Winner at the Delta County Fair, Colorado (LOC)photo © 1939 The Library of Congress | more info (via: Wylio)
Mazal tov to Chaya Cohen of Jerusalem for winning the “Best Advice I Ever Received Contest”!

Chaya is one of 29 JewishMOM.com readers who signed up for the 4-week free trial offer of Rabbi Aryeh Nivin’s life-altering Personal Development Chabura, and Chaya’s name was chosen at random to win an entire 12-week session of the Chabura!

The truth is that I am so happy that Chaya won in the end.
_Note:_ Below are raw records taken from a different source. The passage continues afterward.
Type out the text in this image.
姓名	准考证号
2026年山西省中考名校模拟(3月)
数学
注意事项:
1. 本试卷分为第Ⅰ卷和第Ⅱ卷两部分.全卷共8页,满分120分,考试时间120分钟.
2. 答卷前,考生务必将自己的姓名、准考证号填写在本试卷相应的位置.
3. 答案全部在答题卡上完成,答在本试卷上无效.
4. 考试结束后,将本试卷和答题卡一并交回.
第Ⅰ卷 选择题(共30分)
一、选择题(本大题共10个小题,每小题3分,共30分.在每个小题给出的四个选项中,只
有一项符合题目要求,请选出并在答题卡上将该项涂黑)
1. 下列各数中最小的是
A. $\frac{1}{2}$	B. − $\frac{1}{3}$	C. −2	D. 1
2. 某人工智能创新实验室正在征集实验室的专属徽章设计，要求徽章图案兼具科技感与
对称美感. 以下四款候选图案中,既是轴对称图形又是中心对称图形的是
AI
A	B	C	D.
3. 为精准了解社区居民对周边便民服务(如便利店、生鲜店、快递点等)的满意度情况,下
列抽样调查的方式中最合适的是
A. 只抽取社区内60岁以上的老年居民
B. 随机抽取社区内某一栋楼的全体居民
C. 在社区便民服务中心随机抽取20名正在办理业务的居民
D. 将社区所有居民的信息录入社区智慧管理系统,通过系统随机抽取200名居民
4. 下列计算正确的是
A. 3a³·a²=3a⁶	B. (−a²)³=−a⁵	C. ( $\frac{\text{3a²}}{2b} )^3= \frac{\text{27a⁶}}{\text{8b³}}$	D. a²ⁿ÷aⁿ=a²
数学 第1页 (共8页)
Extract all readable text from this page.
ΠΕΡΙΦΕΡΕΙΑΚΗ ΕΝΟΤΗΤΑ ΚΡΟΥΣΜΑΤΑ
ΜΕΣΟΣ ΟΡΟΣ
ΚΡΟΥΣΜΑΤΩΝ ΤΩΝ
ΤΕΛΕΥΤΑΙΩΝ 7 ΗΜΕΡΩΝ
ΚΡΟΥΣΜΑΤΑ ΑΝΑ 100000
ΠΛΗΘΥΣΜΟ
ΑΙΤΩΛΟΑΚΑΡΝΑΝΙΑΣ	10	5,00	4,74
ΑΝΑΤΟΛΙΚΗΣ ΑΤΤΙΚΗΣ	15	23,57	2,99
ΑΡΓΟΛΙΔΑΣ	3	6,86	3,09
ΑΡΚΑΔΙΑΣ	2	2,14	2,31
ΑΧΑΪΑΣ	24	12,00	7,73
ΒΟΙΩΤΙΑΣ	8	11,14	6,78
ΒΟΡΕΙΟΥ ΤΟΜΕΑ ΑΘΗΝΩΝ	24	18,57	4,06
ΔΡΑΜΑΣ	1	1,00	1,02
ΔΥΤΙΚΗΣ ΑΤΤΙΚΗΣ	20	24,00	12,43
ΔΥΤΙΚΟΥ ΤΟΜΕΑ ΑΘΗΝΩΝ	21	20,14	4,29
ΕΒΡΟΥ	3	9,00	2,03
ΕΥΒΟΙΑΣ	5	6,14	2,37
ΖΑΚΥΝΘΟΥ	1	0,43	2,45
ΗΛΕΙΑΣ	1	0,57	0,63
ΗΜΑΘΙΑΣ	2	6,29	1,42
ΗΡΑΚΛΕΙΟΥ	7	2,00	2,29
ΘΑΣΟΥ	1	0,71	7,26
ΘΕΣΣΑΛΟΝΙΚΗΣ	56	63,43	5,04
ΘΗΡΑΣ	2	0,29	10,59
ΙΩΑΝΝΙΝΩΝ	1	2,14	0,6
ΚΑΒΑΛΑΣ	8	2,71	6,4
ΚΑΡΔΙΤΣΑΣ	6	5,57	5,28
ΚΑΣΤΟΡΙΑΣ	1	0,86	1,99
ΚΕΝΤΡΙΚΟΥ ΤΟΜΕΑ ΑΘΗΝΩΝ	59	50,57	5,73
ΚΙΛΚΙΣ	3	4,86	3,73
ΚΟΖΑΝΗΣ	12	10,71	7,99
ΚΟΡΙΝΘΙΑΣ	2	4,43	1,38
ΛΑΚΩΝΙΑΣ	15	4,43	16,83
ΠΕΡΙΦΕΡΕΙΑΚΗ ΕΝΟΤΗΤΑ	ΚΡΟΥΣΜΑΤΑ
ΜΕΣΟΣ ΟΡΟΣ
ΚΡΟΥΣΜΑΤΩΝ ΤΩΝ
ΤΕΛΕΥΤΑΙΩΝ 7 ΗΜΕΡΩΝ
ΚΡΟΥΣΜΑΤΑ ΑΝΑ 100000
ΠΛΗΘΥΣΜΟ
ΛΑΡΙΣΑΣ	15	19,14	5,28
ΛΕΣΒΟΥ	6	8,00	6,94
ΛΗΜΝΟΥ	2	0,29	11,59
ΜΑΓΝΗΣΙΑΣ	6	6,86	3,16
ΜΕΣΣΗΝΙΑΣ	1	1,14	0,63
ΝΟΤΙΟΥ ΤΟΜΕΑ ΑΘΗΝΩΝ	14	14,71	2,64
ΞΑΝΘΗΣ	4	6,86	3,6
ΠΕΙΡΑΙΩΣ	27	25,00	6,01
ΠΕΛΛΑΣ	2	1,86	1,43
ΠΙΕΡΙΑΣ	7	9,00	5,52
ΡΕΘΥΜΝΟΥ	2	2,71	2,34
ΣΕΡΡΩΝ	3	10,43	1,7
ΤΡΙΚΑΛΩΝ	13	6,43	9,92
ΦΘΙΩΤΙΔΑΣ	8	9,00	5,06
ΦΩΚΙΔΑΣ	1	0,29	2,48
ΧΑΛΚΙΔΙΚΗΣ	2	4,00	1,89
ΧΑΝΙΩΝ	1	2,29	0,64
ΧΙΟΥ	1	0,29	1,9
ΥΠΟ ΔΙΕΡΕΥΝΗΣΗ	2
I have never met her, but over the years Chaya Cohen has been one of my most loyal readers, and she has helped me immensely on many, many occasions.

It was Chaya who told me about Dina Friedman’s parenting class, which I am taking now and LOVING! On occasion, Chaya has provided me with much-needed and fantastic blog-related technical advice (she is a professional website developer). It is Chaya who sends me inspirational parenting stories that I love so much and have shared in my peptalks. Once Chaya even caught a typo a few minutes before I sent out my weekly newsletter that would have been really, REALLY embarrassing if she hadn’t pointed it out to me.*

Mazal tov, Chaya! And THANK YOU!

*In an blog post a few weeks back I referred to one of the greatest rabbis of the previous generation, Rabbi Dayan Fisher, as “infamous” instead of “famous.” I wrote this because I had mistakenly thought that infamous meant VERY famous (that’s what living in Israel for 18 years can do to you. My Hebrew’s not native-level perfect, and my English no longer is either). FYI, for those of you who also don’t know, infamous actually means “Having a reputation of the worst kind.”
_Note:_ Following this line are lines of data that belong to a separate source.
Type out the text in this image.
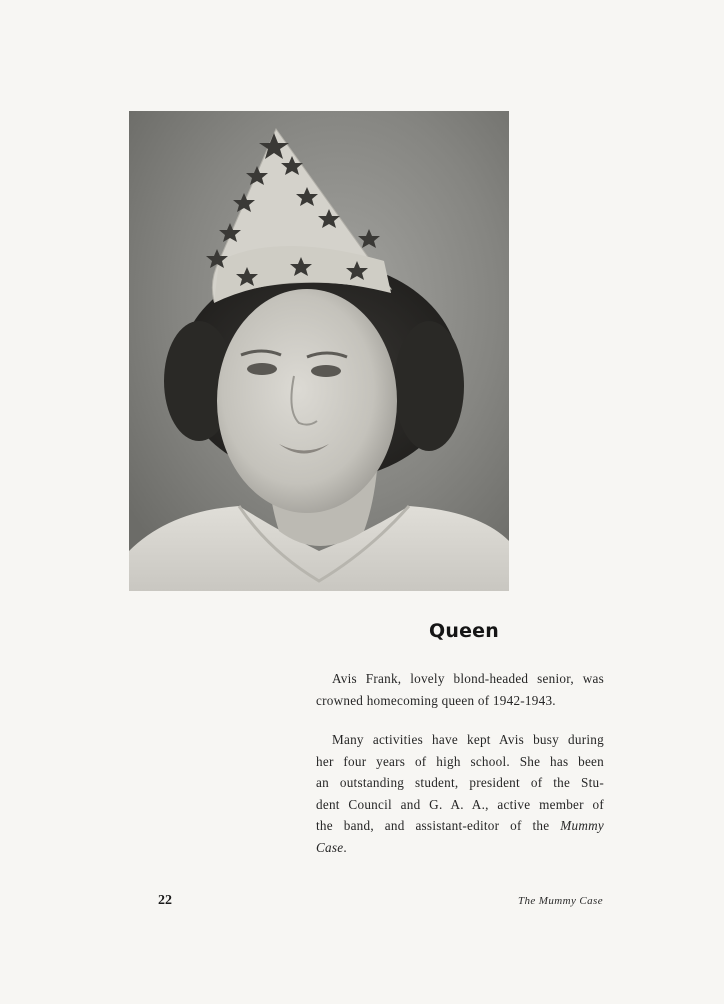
Queen

Avis Frank, lovely blond-headed senior, was
crowned homecoming queen of 1942-1943.

Many activities have kept Avis busy during
her four years of high school. She has been
an outstanding student, president of the Stu-
dent Council and G. A. A., active member of
the band, and assistant-editor of the Mummy
Case.

22	The Mummy Case
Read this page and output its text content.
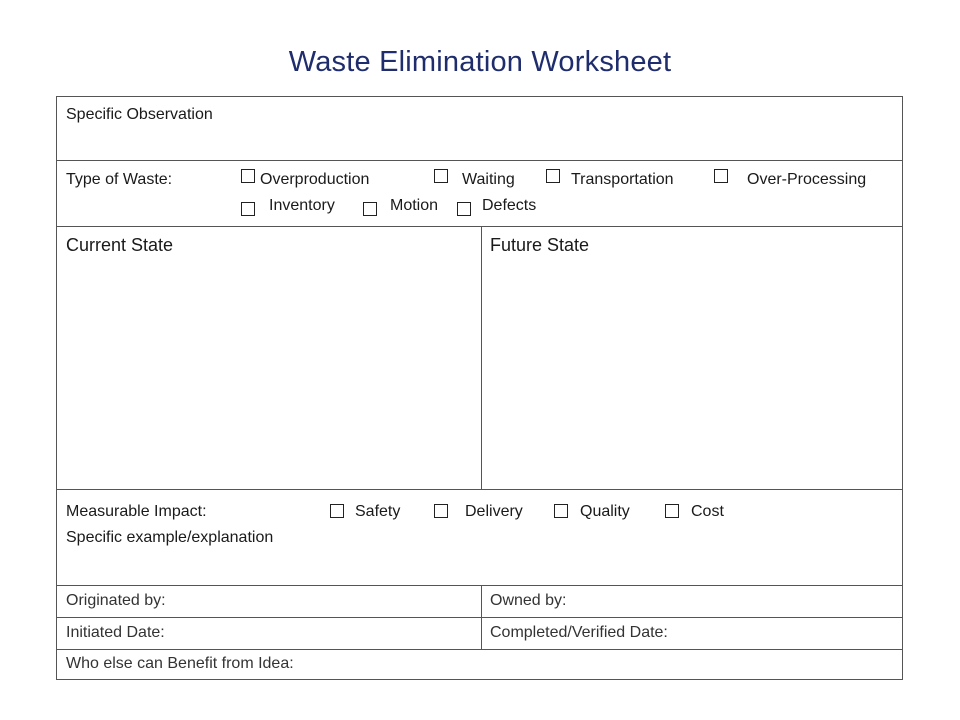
Waste Elimination Worksheet
Specific Observation
Type of Waste:	Overproduction	Waiting	Transportation	Over-Processing
Inventory	Motion	Defects
Current State	Future State
Measurable Impact:	Safety	Delivery	Quality	Cost
Specific example/explanation
Originated by:	Owned by:
Initiated Date:	Completed/Verified Date:
Who else can Benefit from Idea:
The weirdest thing about this potentially-incredibly-embarrassing “Famous/Infamous” incident was that the week I posted that article I had been trying and trying to send out that week’s newsletter, but all of a sudden my computer filter went absolutely ballistic and started blocking EVERYTHING.

It was incredibly bizarre, and I was totally frustrated because this filter issue meant that I wouldn’t be able to send out the newsletter on time. I tried to remind myself through all the stress and frustration that “Hashem is making this happen, and He must be doing it for a reason!” but I wasn’t really convinced.

And then, while fiddling with my ballistic filter and making zero headway, I received Chaya Cohen’s Email explaining to me that I really did not want to write “The infamous Rabbi Dayan Fisher.” I thanked Chaya effusively, and fixed my mistake. And within a few minutes my newsletter was on its merry way. Weird, right?

Thank you, Chaya, for your careful reading, and thank you Hashem for saving me from my own stupid whopper of a JewishMOM blooper!

2 comments

  1. I tried signing up for the chabura, but here in Seattle – the timing is really bad!!

    BTW that computer thing once happened to me. My friend called me up to get a guy’s phone number from the computer and everything just kept freezing (when i was a teenager and we weren’t supposed to be talking to boys) and i couldn’t log on anywhere. My friend didn’t believe me, but the next time I went online, everything was fine.

    • Sara, the chabura is so lifechanging for me even though I have only listened to it live once!
      and I’m also at a time in my life where I think I can’t put s muh time into it as others, but it is still amazing. just wanted to share in case you can lisen to recordings instead of the live classes.